Gorelick's conflict of interest came to light on Tuesday afternoon, when a newly declassified 1995 Justice Department memo written by her when she was serving as Deputy Attorney General was presented to the commission by Attorney General John Ashcroft during public testimony. The memo, which mandated policy that, as it turned out, made it almost impossible for counter-terrorism investigators to pursue the 9/11 plot before it unfolded, surprised Gorelick's fellow commissioners and staff because, staffers said, she never disclosed its existence to any of them.
Kean's quiet attempt to press the issue on Gorelick's situation comes at a time when there were mounting calls for the former Clinton political operative to step aside from not only the House Judiciary Committee chairman James Sensenbrenner but families of 9/11 victims concerned that the commission's report would be tainted by her presence.
Those families were also calling for Gorelick to be called before the committee to explain her role in devising a legal impediment that contributed to the intelligence and law enforcement failures to combat and prevent terrorist acts.
But according to former Clinton staffers, it's doubtful Gorelick will budge. "She's on that commission for a reason, and it isn't because of her brilliant legal mind," says a former DNC and Clinton White House staffer. "She's there to make sure Bush and his team look as bad as possible and to protect the Clintons and Reno."
It isn't just Gorelick who is now in hot water. Based on their remarks on Wednesday and Thursday, both Kean and fellow commissioner, former Sen.
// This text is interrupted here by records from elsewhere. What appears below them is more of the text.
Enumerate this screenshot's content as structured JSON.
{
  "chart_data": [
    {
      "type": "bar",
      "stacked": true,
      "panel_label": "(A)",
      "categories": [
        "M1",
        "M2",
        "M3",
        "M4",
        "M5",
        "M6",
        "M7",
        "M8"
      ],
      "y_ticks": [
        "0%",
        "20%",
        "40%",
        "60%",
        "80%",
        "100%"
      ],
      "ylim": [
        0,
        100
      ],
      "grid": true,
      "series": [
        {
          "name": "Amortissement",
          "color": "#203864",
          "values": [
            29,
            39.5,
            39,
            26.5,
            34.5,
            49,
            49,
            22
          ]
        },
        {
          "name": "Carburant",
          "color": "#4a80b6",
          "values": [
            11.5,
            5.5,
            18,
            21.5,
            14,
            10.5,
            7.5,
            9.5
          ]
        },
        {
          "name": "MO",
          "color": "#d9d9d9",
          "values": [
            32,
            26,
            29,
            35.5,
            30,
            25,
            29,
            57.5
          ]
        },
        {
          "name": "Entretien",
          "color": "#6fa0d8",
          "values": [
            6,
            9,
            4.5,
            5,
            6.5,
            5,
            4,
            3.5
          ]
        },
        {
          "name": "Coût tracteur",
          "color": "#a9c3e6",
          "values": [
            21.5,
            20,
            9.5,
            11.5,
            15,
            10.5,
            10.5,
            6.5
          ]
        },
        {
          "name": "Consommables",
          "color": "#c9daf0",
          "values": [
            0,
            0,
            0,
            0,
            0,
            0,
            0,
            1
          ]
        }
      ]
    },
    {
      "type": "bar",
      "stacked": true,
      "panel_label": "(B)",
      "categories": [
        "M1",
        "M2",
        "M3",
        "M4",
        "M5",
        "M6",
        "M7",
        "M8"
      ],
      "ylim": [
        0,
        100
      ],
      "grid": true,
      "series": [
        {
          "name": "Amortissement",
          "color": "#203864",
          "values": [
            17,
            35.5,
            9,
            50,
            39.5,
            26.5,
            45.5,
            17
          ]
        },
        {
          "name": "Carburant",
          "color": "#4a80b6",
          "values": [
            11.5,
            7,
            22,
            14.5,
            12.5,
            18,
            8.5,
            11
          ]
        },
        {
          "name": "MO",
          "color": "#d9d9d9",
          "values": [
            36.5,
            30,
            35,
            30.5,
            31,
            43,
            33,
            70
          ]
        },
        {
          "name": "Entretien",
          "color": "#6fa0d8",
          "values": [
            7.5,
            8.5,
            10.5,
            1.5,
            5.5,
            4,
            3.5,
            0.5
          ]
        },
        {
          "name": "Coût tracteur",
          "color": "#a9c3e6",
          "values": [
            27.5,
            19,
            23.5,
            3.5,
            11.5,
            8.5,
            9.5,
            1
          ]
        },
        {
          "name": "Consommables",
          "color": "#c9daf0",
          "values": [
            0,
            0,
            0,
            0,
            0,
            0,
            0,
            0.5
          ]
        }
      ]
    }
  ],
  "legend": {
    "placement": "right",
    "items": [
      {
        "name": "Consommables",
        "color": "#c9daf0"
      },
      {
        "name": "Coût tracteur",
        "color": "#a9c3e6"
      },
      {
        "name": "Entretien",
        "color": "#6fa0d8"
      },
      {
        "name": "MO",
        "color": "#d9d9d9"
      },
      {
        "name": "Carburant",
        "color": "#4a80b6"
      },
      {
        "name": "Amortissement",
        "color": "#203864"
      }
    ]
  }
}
Slade Gorton are taking heat from 9/11 families for telling critics during TV interviews to stay "out of our business."
Those remarks came in response to questions about Gorelick's conflict of interest.
"We've got to get these guys out of the limelight," says the Republican 9/11 staffer. "Kean has enjoyed the media spotlight a little too much. Remember, most of these guys are has-beens. They haven't experienced this much attention in years. In a matter of two days they have managed to undo six months of good work that was done under the radar screen. A few more days of this and the commission's work will be tainted."